Private Collection, USA since the early 1950s
This painting is sold with a certificate of authenticity from Fanny Guillon-Laffaille.
Raoul Dufy was born into a large artistic family in Le Havre in 1887. From a family of nine children, he was the older brother of artist Jean Dufy (1888-1964), and like his brother, he would celebrate Paris as one of his favorite subjects. Raoul left school at the age of 14 to work in a coffee-importing company. In 1895, when he was 18, he started taking evening classes in art at Le Havre's École des Beaux-Arts. At the school Raoul met Raimond Lecourt and Othon Friesz. Dufy would later share a studio in Montmartre with Friesz and the two remained lifelong friends. During this period, Dufy painted primarily Norman landscapes in watercolors.
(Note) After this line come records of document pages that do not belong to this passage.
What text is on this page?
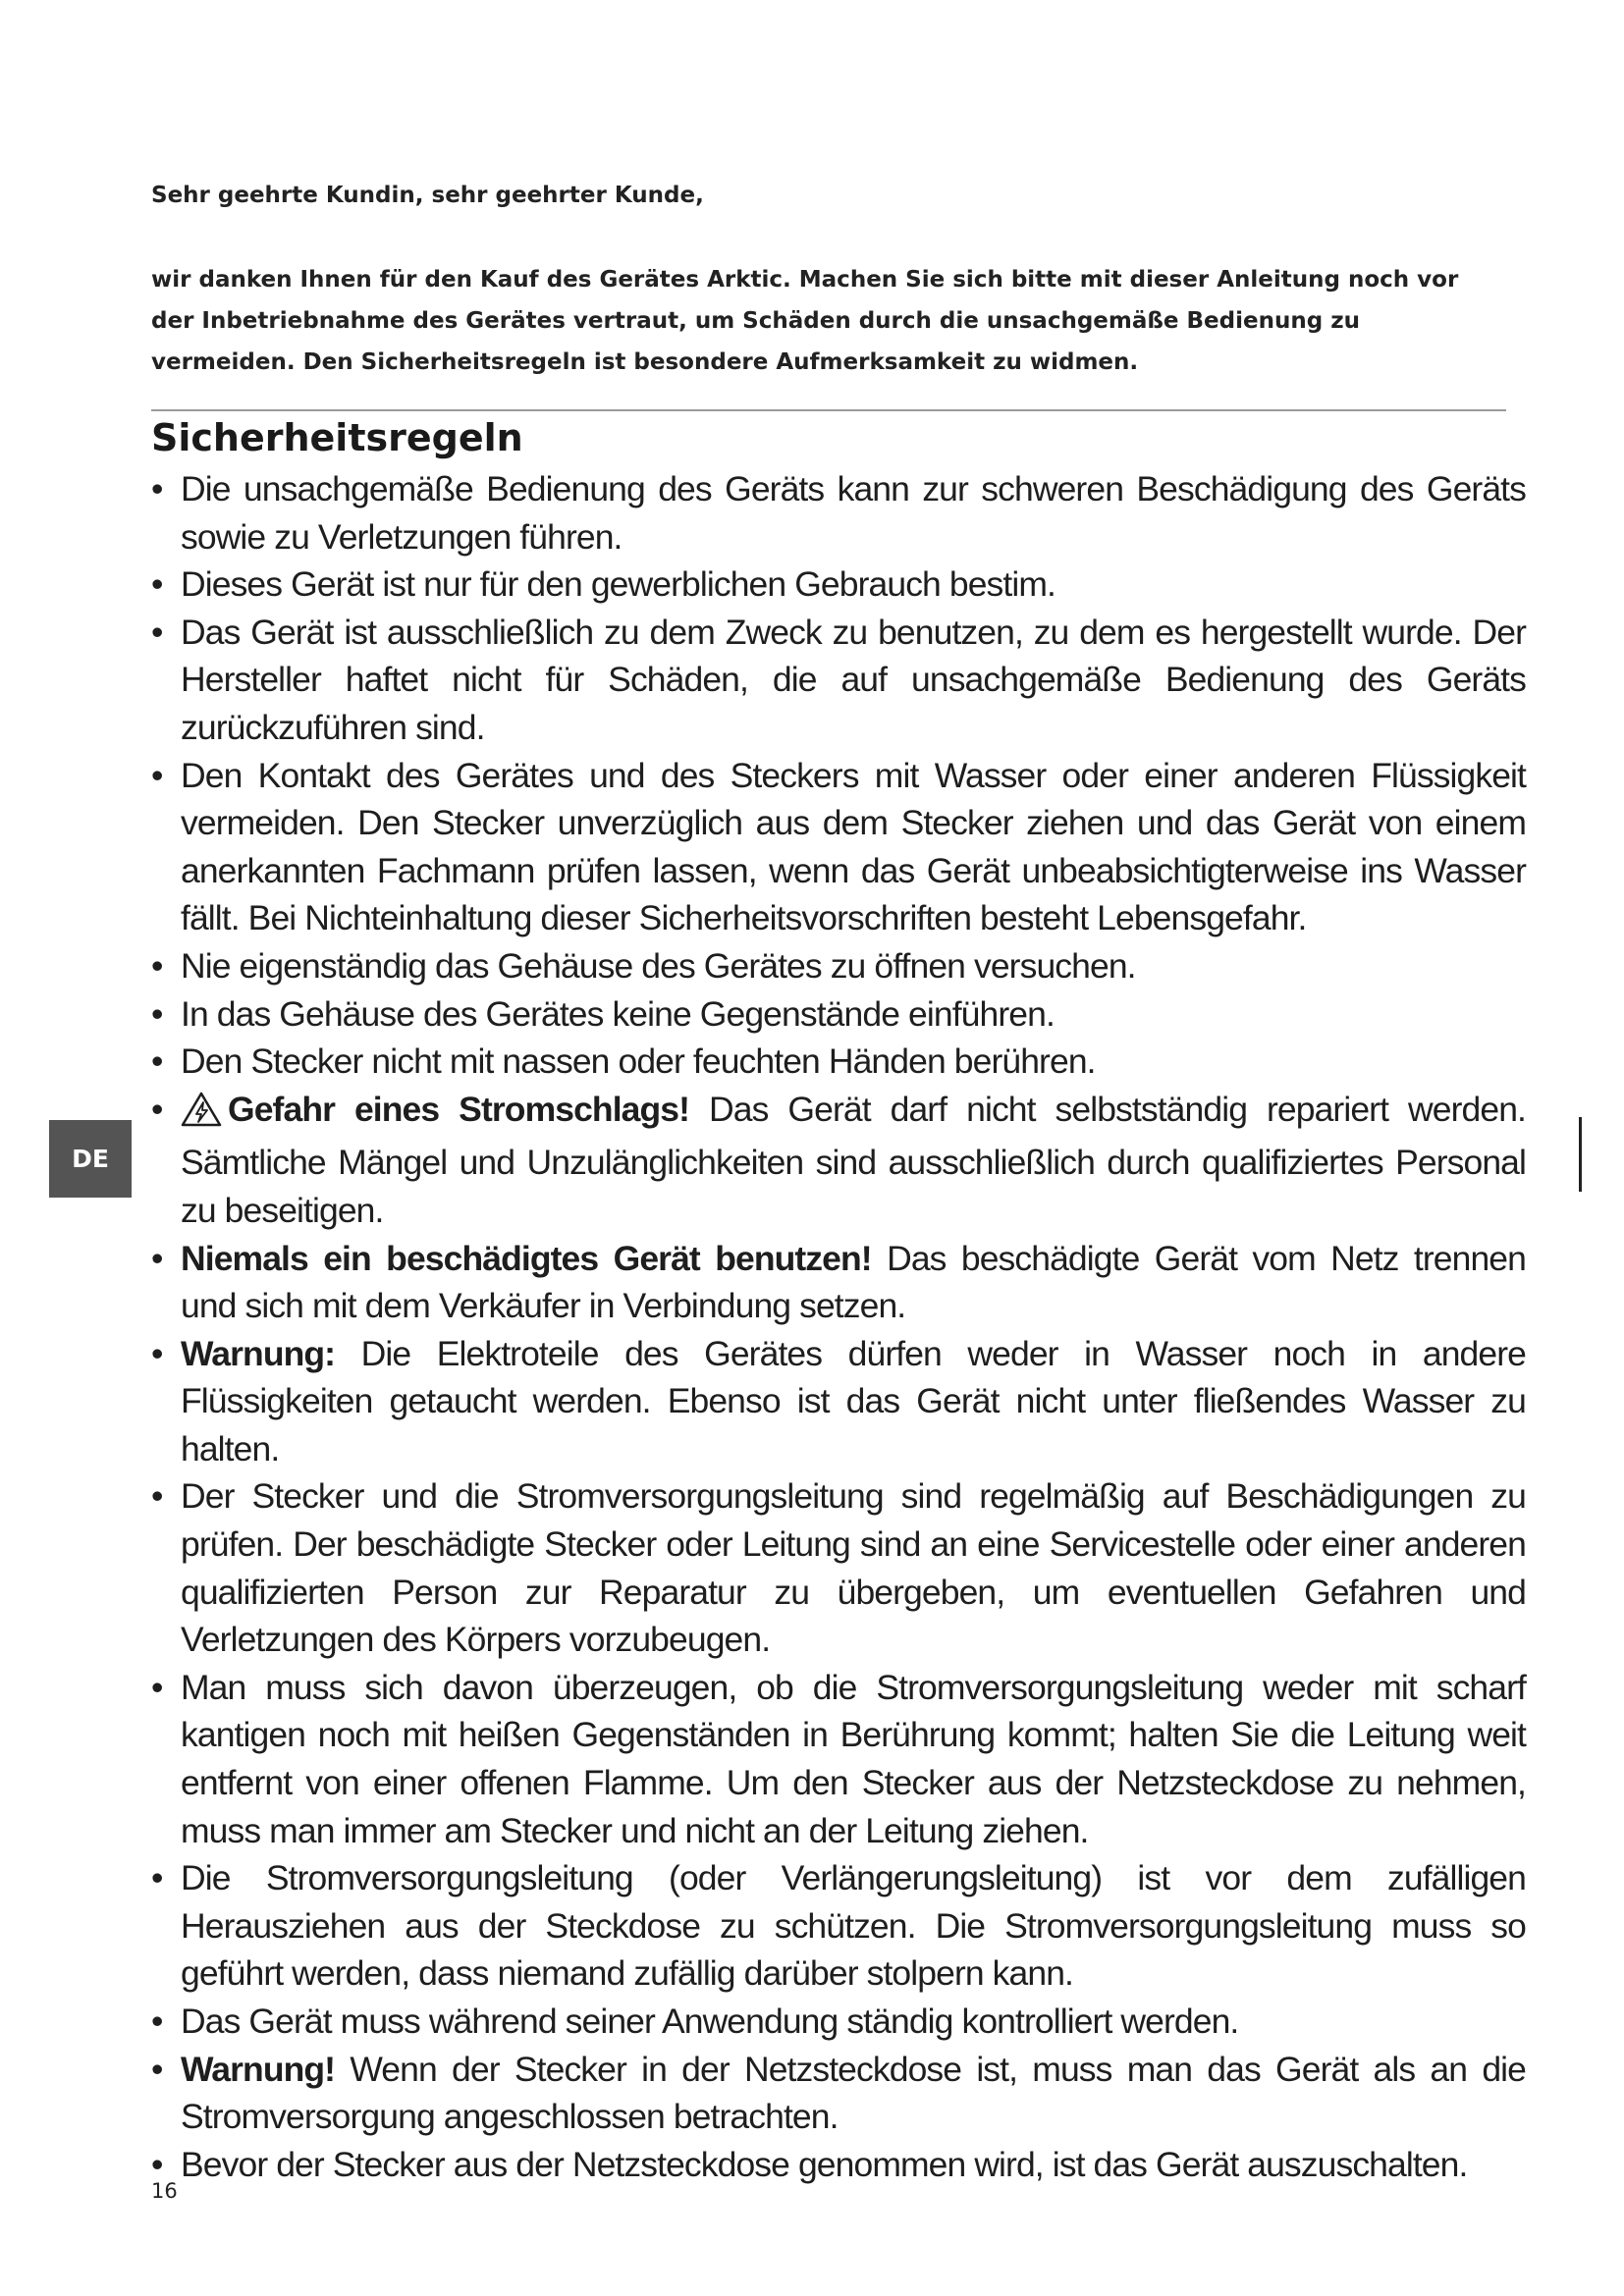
Sehr geehrte Kundin, sehr geehrter Kunde,
wir danken Ihnen für den Kauf des Gerätes Arktic. Machen Sie sich bitte mit dieser Anleitung noch vor der Inbetriebnahme des Gerätes vertraut, um Schäden durch die unsachgemäße Bedienung zu vermeiden. Den Sicherheitsregeln ist besondere Aufmerksamkeit zu widmen.
Sicherheitsregeln
• Die unsachgemäße Bedienung des Geräts kann zur schweren Beschädigung des Geräts sowie zu Verletzungen führen.
• Dieses Gerät ist nur für den gewerblichen Gebrauch bestim.
• Das Gerät ist ausschließlich zu dem Zweck zu benutzen, zu dem es hergestellt wurde. Der Hersteller haftet nicht für Schäden, die auf unsachgemäße Bedienung des Geräts zurückzuführen sind.
• Den Kontakt des Gerätes und des Steckers mit Wasser oder einer anderen Flüssigkeit vermeiden. Den Stecker unverzüglich aus dem Stecker ziehen und das Gerät von einem anerkannten Fachmann prüfen lassen, wenn das Gerät unbeabsichtigterweise ins Wasser fällt. Bei Nichteinhaltung dieser Sicherheitsvorschriften besteht Lebensgefahr.
• Nie eigenständig das Gehäuse des Gerätes zu öffnen versuchen.
• In das Gehäuse des Gerätes keine Gegenstände einführen.
• Den Stecker nicht mit nassen oder feuchten Händen berühren.
• Gefahr eines Stromschlags! Das Gerät darf nicht selbstständig repariert werden. Sämtliche Mängel und Unzulänglichkeiten sind ausschließlich durch qualifiziertes Personal zu beseitigen.
• Niemals ein beschädigtes Gerät benutzen! Das beschädigte Gerät vom Netz trennen und sich mit dem Verkäufer in Verbindung setzen.
• Warnung: Die Elektroteile des Gerätes dürfen weder in Wasser noch in andere Flüssigkeiten getaucht werden. Ebenso ist das Gerät nicht unter fließendes Wasser zu halten.
• Der Stecker und die Stromversorgungsleitung sind regelmäßig auf Beschädigungen zu prüfen. Der beschädigte Stecker oder Leitung sind an eine Servicestelle oder einer anderen qualifizierten Person zur Reparatur zu übergeben, um eventuellen Gefahren und Verletzungen des Körpers vorzubeugen.
• Man muss sich davon überzeugen, ob die Stromversorgungsleitung weder mit scharf kantigen noch mit heißen Gegenständen in Berührung kommt; halten Sie die Leitung weit entfernt von einer offenen Flamme. Um den Stecker aus der Netzsteckdose zu nehmen, muss man immer am Stecker und nicht an der Leitung ziehen.
• Die Stromversorgungsleitung (oder Verlängerungsleitung) ist vor dem zufälligen Herausziehen aus der Steckdose zu schützen. Die Stromversorgungsleitung muss so geführt werden, dass niemand zufällig darüber stolpern kann.
• Das Gerät muss während seiner Anwendung ständig kontrolliert werden.
• Warnung! Wenn der Stecker in der Netzsteckdose ist, muss man das Gerät als an die Stromversorgung angeschlossen betrachten.
• Bevor der Stecker aus der Netzsteckdose genommen wird, ist das Gerät auszuschalten.
DE
16
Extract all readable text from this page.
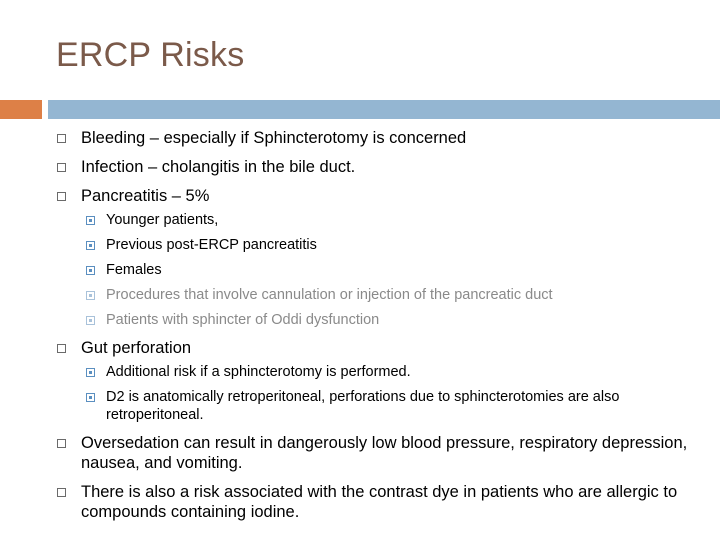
ERCP Risks
Bleeding – especially if Sphincterotomy is concerned
Infection – cholangitis in the bile duct.
Pancreatitis – 5%
Younger patients,
Previous post-ERCP pancreatitis
Females
Procedures that involve cannulation or injection of the pancreatic duct
Patients with sphincter of Oddi dysfunction
Gut perforation
Additional risk if a sphincterotomy is performed.
D2 is anatomically retroperitoneal, perforations due to sphincterotomies are also retroperitoneal.
Oversedation can result in dangerously low blood pressure, respiratory depression, nausea, and vomiting.
There is also a risk associated with the contrast dye in patients who are allergic to compounds containing iodine.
After a year of military service in 1900, Raoul won a scholarship to the École nationale supérieure des beaux-arts in Paris. During his time there he was profoundly influenced by Impressionist landscape painters, such as Claude Monet and Camille Pissarro, and post-Impressionists like Toulouse-Lautrec and Van Gogh. Dufy had his first exhibition at the Salon des Indépendants in 1903, but he abandoned Impressionism a few years later when he saw Henri Matisse’s exhibition at the Salon des Indépendants and took an interest in Fauvism. He produced works with vivid, contrasting colors and broad sweeping brush strokes. Dufy was influenced by Cézanne’s work as well, which led him to paint more subdued colors and structured compositions. He worked briefly in a Cubist-influenced style with the painters Georges Braque and Émile-Othon Friesz, but he soon returned to his more carefree Fauvist approach.
Dufy was also a successful artist in other media. In 1910 he produced a series of woodcuts to illustrate poet Guillaume Apollinaire’s Bestiary. In 1911 he started working in textile design with Paul Poiret, the most fashionable dress-designer in Europe at the time. Dufy designed fabrics for Bianchini-Ferrier, a leading French textile company and in the 1920s he designed ceramics and tapestries.
In the early 1920s he again focused on his paintings and developed his distinctive style, which was characterized by skeletal structures, arranged with foreshortened perspective, and the use of thin washes of bright colors quickly applied. Dufy painted scenes of recreation and spectacle, including horse races, regattas, parades, and concerts. He spent much of his time at the French Riviera and produced a series of paintings of Nice.
In the late 1940s and early 1950s, Dufy exhibited at the annual Salon des Tuileries in Paris. By 1950, his hands were struck with rheumatoid arthritis and his ability to work diminished, as he had to fasten the brush to his hand.
He travelled to Boston to undergo an experimental treatment. It proved successful, and some of his next works were dedicated to the doctors and researchers in the United States. In 1952, he was awarded the International Grand Prix at the twenty–sixth Biennale in Venice and died the next year, aged seventy-six. He was buried near Matisse in the Cimiez Monastery Cemetery in Cimiez, a suburb of the city of Nice.
Legend has it that upon Raoul Dufy’s death, Henri Matisse proclaimed: “Dufy’s work will live!” Dufy had mutual respect for his fellow Fauvist painter and was greatly influenced by his work. Although based in Paris, Dufy traveled extensively through France, often finding himself drifting toward the Coast to capture scenic sea views. Like the Impressionists, Dufy frequently painted a large number of works of the same motif, varying ever so slightly certain compositional details and color. Unlike that earlier generation of artists, Dufy’s audacious colors radically departed from natural hues, exuding the confidence of his Fauvist colleagues.
Our painting presents a cheerful and vibrant marine scene in Dufy’s unique style, depicting the boat races at Trouville and probably completed in 1935 when he was at the peak of his career. Boats bob lightly through the choppy waters as they enter the harbour. Dufy simplified the schooners and overlooking buildings to their essential forms, using thick black outlines and gestural brushstrokes. Seemingly superimposed over this view of Trouville are large, bright sections of blue, green and red. These areas of pigment are disassociated from the descriptive task of rendering the view, and yet the
colors dramatize the regatta. The sweeping brush strokes and his fearless use of color demonstrate his considerable talent. The blue and black shades create cross pattern in the water, rendering a sense of liveliness and dynamic movement.